L’enseignant qui est intervenu, selon ses souvenirs : l’actuel candidat à la vice-présidence, Tim Walz.
« Quand Tim Walz a découvert l’affaire, il a tout de suite mis fin à l’affaire et, d’après ce que j’ai compris, ils ne l’ont plus jamais fait », a déclaré Agustin à la Jewish Telegraphic Agency. « Il a donc défendu mon expérience, en tant qu’un des quatre enfants juifs de tout le district scolaire. Et j’ai toujours eu l’impression qu’il nous soutenait. »
Favori des progressistes dans le Minnesota, dont il est aujourd’hui gouverneur, Walz est également reconnu pour son expérience d’enseignant dans l’enseignement public. Ce que l’on sait moins, c’est que, tout en enseignant dans des districts scolaires ruraux du Midwest, à majorité blanche, Walz a développé un intérêt particulier pour l’enseignement de l’Holocauste et du génocide.
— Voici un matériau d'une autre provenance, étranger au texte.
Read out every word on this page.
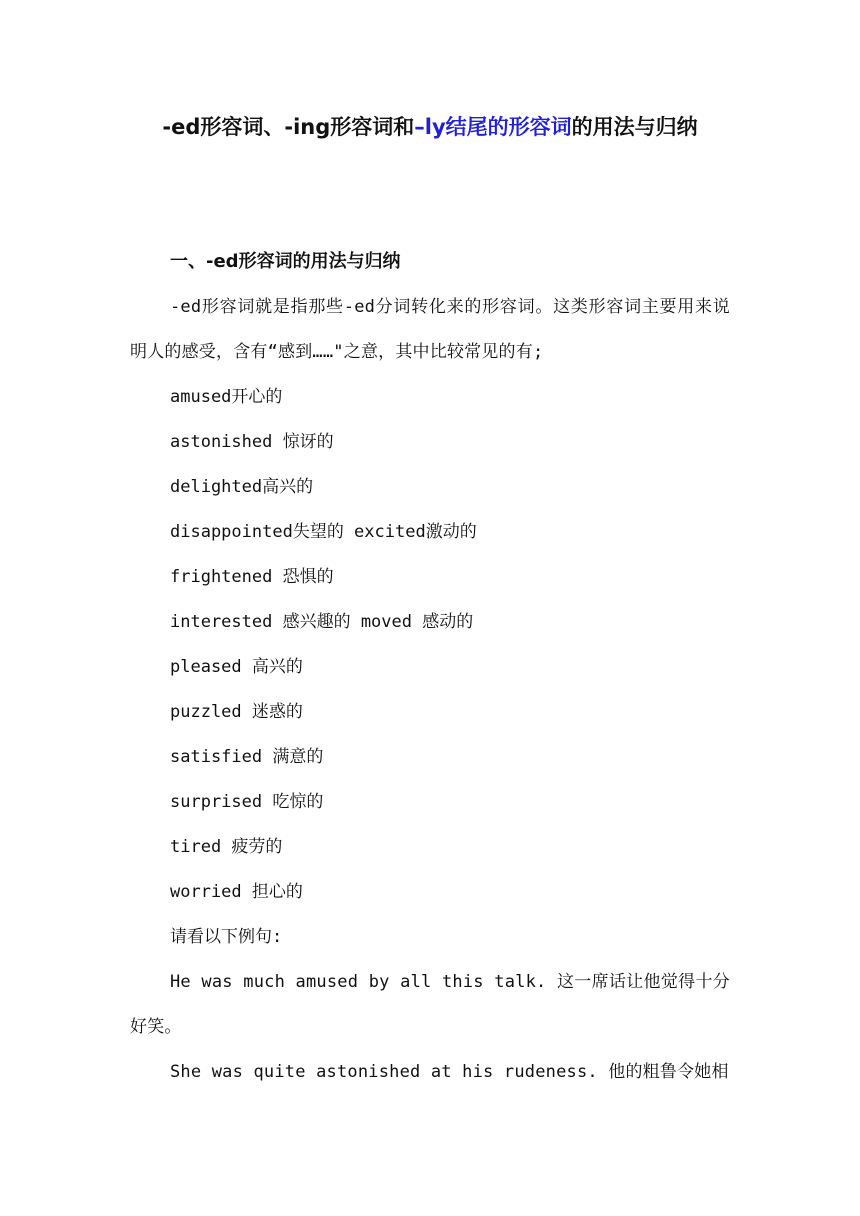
-ed形容词、-ing形容词和–ly结尾的形容词的用法与归纳
一、-ed形容词的用法与归纳

-ed形容词就是指那些-ed分词转化来的形容词。这类形容词主要用来说明人的感受，含有“感到……"之意，其中比较常见的有;

amused开心的
astonished 惊讶的
delighted高兴的
disappointed失望的 excited激动的
frightened 恐惧的
interested 感兴趣的 moved 感动的
pleased 高兴的
puzzled 迷惑的
satisfied 满意的
surprised 吃惊的
tired 疲劳的
worried 担心的

请看以下例句:

He was much amused by all this talk. 这一席话让他觉得十分好笑。

She was quite astonished at his rudeness. 他的粗鲁令她相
Walz est en campagne électorale cette semaine avec la vice-présidente Kamala Harris, sa colistière, et n’a pas immédiatement répondu à une demande de commentaires. JTA n’a pas pu vérifier de manière indépendante qu’il s’agissait bien de l’enseignant qui avait interrompu la leçon de Mankato West.
Mais il est clair que la question de savoir comment bien enseigner l’Holocauste préoccupe Walz depuis des décennies. En 1993, alors qu’il enseignait dans le Nebraska, il participait à une conférence inaugurale d’éducateurs américains organisée par le Musée commémoratif de l’Holocauste qui allait bientôt ouvrir à Washington. Huit ans plus tard, après avoir déménagé dans le Minnesota, il rédigea une thèse en faveur de changements dans l’enseignement de l’Holocauste. Et en tant que gouverneur, il a soutenu une initiative visant à rendre obligatoire l’enseignement de l’Holocauste dans les écoles du Minnesota.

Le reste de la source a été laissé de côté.